Not into escaping from ordinary life, but into a new way of living it. Not into certainty, but into trust. Not into perfection, but into presence. We are invited, like the shepherds, to look at the world and recognise that God is already here, that God is in the ordinary. Holiness does not belong only in churches or sacred moments, but in kitchens and roads and fields and bedrooms and hospital rooms and office buildings and classrooms. Now, the great light shines not from above us, but among us.
So today we do more than just remember the birth of one among thousands. We gather to worship God among us in the ordinary, and to declare that this world — this complicated, fragile, beautiful world — is still the place God chooses to live. That is why this perfectly unremarkable birth has become the most remarkable story the world has ever known.
And for us, as normal as we are, each of us just one among millions, we celebrate God knowing us each by name, drawing near in our own hearts, and through us shining a light into darkness, bringing the joy of Christmas in Emmanuel.
Amen.
Luke 2:1-14(15-20)
A reading from the Prophet Isaiah (9:2-7)
The people who walked in darkness have seen a great light; those who lived in a land of deep darkness– on them light has shined. You have multiplied the nation, you have increased its joy; they rejoice before you as with joy at the harvest, as people exult when dividing plunder. For the yoke of their burden, and the bar across their shoulders, the rod of their oppressor, you have broken as on the day of Midian. For all the boots of the tramping warriors and all the garments rolled in blood shall be burned as fuel for the fire. For a child has been born for us, a son given to us; authority rests upon his shoulders; and he is named Wonderful Counselor, Mighty God, Everlasting Father, Prince of Peace. His authority shall grow continually, and there shall be endless peace for the throne of David and his kingdom. He will establish and uphold it with justice and with righteousness from this time onward and forevermore. The zeal of the Lord of hosts will do this.
The word of the Lord. Thanks be to God. ______
Psalm 96 Cantate Domino
1 Sing to the Lord a new song; * sing to the Lord, all the whole earth. 2 Sing to the Lord and bless his Name; * proclaim the good news of his salvation from day to day. 3 Declare his glory among the nations * and his wonders among all peoples. 4 For great is the Lord and greatly to be praised; * he is more to be feared than all gods. 5 As for all the gods of the nations, they are but idols; * but it is the Lord who made the heavens. 6 Oh, the majesty and magnificence of his presence! * Oh, the power and the splendor of his sanctuary! 7 Ascribe to the Lord, you families of the peoples; * ascribe to the Lord honor and power. 8 Ascribe to the Lord the honor due his Name; * bring offerings and come into his courts. 9 Worship the Lord in the beauty of holiness; * let the whole earth tremble before him. 10 Tell it out among the nations: “The Lord is King! * he has made the world so firm that it cannot be moved; he will judge the peoples with equity.” 11 Let the heavens rejoice, and let the earth be glad; let the sea thunder and all that is in it; * let the field be joyful and all that is therein. 12 Then shall all the trees of the wood shout for joy before the Lord when he comes, * when he comes to judge the earth. 13 He will judge the world with righteousness * and the peoples with his truth.

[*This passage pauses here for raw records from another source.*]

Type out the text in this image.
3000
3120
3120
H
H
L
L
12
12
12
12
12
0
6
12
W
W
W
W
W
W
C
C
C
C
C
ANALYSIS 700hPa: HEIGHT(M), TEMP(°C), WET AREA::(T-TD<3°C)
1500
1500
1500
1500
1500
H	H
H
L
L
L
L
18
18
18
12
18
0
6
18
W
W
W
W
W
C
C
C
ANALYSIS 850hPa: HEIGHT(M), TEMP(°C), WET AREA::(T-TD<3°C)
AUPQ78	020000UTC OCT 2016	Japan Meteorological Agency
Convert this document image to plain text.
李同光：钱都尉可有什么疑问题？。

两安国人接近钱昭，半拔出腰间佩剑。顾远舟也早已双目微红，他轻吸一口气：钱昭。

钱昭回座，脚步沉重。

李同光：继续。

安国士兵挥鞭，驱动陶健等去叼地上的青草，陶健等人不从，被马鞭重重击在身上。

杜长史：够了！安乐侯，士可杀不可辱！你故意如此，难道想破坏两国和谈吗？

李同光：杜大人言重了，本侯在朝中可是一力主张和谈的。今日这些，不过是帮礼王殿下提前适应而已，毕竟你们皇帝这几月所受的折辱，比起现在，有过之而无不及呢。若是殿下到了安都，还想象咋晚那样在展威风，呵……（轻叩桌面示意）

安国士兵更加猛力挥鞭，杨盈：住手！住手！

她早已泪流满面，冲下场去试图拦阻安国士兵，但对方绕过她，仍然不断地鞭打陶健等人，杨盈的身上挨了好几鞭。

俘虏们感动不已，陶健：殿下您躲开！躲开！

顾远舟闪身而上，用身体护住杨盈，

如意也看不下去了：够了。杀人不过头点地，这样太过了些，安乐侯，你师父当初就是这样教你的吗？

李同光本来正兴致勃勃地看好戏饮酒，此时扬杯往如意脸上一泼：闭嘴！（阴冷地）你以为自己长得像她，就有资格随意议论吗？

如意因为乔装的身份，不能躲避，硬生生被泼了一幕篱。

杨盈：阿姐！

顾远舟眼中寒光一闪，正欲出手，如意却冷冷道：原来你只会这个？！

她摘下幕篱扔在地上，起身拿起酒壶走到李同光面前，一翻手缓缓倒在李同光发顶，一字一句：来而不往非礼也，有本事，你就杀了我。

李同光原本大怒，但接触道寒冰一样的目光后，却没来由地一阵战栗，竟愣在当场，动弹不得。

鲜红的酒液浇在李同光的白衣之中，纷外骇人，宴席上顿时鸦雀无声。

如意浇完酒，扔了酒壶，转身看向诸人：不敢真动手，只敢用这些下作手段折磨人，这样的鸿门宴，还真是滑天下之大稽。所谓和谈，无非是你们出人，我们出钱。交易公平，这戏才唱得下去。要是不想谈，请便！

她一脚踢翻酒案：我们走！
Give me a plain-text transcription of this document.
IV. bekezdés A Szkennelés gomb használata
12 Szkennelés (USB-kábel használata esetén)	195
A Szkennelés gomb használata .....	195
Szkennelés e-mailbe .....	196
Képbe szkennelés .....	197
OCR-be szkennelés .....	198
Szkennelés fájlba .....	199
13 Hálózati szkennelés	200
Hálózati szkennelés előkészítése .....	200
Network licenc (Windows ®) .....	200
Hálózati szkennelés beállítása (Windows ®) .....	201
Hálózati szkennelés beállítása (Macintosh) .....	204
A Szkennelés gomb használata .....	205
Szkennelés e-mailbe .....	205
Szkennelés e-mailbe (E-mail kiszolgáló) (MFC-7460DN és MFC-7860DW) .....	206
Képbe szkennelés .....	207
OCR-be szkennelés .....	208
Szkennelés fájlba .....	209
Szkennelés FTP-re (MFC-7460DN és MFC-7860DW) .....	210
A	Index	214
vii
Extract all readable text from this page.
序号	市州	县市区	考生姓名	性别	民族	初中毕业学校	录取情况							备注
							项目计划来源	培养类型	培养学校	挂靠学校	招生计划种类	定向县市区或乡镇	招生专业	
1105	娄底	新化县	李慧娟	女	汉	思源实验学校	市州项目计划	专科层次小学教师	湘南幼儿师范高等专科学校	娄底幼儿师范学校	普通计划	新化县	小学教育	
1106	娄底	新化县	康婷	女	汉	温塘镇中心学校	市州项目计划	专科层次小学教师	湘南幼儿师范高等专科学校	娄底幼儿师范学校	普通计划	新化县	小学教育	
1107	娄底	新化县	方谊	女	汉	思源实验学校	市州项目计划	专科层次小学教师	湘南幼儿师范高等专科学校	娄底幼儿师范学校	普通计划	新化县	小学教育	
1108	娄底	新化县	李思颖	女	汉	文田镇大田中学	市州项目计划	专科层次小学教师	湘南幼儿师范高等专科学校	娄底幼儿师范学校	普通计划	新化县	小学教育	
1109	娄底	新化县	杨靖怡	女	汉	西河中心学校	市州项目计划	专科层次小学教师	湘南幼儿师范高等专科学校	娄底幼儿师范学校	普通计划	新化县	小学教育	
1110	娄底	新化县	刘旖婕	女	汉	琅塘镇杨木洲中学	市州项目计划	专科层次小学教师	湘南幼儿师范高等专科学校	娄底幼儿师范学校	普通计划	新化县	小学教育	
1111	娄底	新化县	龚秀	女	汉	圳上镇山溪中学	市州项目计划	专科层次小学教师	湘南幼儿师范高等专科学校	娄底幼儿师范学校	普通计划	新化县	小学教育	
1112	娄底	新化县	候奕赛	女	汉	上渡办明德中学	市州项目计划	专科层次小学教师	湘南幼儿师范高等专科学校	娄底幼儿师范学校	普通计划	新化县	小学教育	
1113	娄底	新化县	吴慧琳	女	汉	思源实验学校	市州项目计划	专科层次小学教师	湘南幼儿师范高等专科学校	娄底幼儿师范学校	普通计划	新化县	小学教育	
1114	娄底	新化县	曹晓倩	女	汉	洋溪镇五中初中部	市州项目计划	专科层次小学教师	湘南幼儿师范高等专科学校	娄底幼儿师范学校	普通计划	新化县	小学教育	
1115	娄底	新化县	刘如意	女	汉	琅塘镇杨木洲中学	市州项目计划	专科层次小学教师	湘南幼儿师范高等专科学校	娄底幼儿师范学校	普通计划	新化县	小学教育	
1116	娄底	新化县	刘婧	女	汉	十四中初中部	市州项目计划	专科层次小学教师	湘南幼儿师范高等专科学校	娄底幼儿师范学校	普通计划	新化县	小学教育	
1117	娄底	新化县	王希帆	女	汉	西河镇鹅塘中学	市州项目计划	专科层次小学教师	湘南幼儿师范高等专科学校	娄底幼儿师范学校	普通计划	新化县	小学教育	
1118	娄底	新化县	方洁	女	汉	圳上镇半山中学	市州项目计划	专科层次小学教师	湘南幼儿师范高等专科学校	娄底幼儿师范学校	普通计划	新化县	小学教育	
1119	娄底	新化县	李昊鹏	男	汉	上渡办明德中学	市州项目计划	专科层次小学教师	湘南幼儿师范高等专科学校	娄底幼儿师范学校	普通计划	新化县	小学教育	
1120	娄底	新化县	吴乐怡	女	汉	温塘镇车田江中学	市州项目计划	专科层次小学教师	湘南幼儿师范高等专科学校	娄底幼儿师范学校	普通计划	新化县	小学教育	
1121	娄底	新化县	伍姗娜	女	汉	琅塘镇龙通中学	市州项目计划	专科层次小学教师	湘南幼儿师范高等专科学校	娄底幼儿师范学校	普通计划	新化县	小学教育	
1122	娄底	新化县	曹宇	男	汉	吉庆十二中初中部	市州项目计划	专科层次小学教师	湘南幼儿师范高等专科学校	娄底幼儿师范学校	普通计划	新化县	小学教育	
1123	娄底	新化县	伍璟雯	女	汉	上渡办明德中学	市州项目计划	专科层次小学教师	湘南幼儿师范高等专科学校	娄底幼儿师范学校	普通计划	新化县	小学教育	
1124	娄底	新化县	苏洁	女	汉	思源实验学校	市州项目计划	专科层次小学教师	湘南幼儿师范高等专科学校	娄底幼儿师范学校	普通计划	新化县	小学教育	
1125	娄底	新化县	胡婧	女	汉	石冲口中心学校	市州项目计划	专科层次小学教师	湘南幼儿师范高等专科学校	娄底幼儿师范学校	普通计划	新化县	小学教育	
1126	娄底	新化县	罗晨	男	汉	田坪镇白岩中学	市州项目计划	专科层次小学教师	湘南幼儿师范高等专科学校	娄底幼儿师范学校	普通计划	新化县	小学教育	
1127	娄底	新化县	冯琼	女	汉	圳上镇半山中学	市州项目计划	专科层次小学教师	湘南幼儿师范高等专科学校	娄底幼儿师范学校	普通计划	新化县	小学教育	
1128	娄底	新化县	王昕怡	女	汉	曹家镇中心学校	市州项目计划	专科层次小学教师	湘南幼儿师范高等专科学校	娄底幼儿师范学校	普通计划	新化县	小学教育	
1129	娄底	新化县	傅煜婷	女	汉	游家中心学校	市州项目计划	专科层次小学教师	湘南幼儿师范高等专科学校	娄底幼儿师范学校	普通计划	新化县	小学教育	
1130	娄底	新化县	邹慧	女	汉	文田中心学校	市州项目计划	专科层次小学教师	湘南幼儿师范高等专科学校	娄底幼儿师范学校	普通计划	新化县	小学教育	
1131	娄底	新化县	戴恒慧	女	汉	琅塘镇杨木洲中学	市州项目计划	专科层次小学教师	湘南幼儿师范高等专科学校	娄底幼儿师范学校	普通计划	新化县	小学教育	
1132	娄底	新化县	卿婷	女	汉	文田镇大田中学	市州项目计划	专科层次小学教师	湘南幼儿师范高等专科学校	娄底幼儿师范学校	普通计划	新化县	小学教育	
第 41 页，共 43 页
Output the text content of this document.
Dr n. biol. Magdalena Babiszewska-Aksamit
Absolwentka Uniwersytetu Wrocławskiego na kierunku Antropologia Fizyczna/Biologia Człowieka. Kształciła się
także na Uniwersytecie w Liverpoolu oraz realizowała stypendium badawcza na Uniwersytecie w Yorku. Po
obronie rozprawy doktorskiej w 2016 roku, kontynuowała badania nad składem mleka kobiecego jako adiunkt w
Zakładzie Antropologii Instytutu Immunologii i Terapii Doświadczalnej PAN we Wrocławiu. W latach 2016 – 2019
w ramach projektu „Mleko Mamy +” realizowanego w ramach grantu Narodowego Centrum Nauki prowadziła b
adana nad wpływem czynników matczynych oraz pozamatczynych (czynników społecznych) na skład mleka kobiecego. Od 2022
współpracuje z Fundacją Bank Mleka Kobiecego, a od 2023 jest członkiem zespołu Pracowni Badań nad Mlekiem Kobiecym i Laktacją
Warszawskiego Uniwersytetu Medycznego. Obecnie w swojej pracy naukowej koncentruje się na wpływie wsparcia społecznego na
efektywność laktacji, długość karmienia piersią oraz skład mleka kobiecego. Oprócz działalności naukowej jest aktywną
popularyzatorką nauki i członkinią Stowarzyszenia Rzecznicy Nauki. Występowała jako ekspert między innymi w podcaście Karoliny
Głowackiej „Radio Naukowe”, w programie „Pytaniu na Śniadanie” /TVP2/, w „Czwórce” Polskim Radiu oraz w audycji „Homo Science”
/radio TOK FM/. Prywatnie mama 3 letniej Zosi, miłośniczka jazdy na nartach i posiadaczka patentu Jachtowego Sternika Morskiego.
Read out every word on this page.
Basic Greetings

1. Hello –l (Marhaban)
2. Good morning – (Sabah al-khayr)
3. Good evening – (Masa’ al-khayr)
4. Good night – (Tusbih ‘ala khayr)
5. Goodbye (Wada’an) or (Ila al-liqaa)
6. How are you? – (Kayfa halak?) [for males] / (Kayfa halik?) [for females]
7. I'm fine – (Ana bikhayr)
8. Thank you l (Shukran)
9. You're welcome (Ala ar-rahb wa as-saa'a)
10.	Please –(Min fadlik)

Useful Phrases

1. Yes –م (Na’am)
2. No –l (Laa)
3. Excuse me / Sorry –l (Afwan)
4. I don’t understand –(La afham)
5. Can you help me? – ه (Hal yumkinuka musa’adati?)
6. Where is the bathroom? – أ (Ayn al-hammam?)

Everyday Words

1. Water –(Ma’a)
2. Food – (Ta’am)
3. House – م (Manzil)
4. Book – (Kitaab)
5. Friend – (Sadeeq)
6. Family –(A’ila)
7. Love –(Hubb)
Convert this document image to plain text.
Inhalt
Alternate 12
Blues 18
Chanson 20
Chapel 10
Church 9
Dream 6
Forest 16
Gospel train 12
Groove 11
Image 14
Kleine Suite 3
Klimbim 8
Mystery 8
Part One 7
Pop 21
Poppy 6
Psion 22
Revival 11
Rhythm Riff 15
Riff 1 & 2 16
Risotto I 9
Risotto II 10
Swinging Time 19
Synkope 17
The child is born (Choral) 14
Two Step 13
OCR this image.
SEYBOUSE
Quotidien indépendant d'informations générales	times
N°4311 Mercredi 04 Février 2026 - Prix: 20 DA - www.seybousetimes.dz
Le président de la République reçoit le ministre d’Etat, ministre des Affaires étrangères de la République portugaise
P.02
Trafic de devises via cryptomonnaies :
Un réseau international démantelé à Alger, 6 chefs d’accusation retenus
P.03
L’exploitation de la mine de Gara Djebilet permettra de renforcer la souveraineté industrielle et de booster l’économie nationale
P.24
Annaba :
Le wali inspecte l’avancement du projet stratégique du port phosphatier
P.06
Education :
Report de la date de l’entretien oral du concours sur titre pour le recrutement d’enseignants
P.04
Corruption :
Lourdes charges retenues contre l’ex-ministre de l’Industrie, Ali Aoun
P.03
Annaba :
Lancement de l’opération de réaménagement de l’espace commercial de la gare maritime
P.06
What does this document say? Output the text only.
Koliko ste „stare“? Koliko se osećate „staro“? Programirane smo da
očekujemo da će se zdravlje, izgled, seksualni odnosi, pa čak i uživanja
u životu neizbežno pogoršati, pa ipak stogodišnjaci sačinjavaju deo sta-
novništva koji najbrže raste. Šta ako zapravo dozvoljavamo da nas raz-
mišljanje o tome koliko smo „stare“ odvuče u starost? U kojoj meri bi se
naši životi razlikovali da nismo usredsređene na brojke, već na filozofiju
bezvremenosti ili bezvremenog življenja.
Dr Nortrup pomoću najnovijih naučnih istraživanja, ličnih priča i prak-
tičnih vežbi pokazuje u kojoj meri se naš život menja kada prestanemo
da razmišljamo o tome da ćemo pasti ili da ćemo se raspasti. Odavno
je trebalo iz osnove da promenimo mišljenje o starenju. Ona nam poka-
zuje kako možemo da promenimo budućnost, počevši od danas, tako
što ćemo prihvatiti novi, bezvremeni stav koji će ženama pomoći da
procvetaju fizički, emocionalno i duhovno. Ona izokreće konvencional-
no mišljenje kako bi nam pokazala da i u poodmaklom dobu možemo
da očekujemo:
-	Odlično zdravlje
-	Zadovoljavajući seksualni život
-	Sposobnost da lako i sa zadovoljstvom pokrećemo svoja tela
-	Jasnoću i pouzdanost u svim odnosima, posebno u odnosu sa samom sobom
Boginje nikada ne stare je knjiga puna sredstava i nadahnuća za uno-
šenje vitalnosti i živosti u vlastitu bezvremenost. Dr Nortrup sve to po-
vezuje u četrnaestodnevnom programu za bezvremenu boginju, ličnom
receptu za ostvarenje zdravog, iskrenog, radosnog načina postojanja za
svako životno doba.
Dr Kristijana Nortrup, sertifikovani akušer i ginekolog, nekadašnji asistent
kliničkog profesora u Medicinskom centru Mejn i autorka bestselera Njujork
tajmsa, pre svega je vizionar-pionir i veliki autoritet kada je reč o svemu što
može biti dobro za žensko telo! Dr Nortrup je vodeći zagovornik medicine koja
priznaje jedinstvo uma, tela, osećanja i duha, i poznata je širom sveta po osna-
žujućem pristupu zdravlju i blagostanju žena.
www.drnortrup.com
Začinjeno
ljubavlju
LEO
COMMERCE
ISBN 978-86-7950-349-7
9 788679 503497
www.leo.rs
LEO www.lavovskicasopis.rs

A reading from the letter to Titus (2:11-14)
For the grace of God has appeared, bringing salvation to all, training us to renounce impiety and worldly passions, and in the present age to live lives that are self-controlled, upright, and godly, while we wait for the blessed hope and the manifestation of the glory of our great God and Savior, Jesus Christ. He it is who gave himself for us that he might redeem us from all iniquity and purify for himself a people of his own who are zealous for good deeds.
The word of the Lord. Thanks be to God.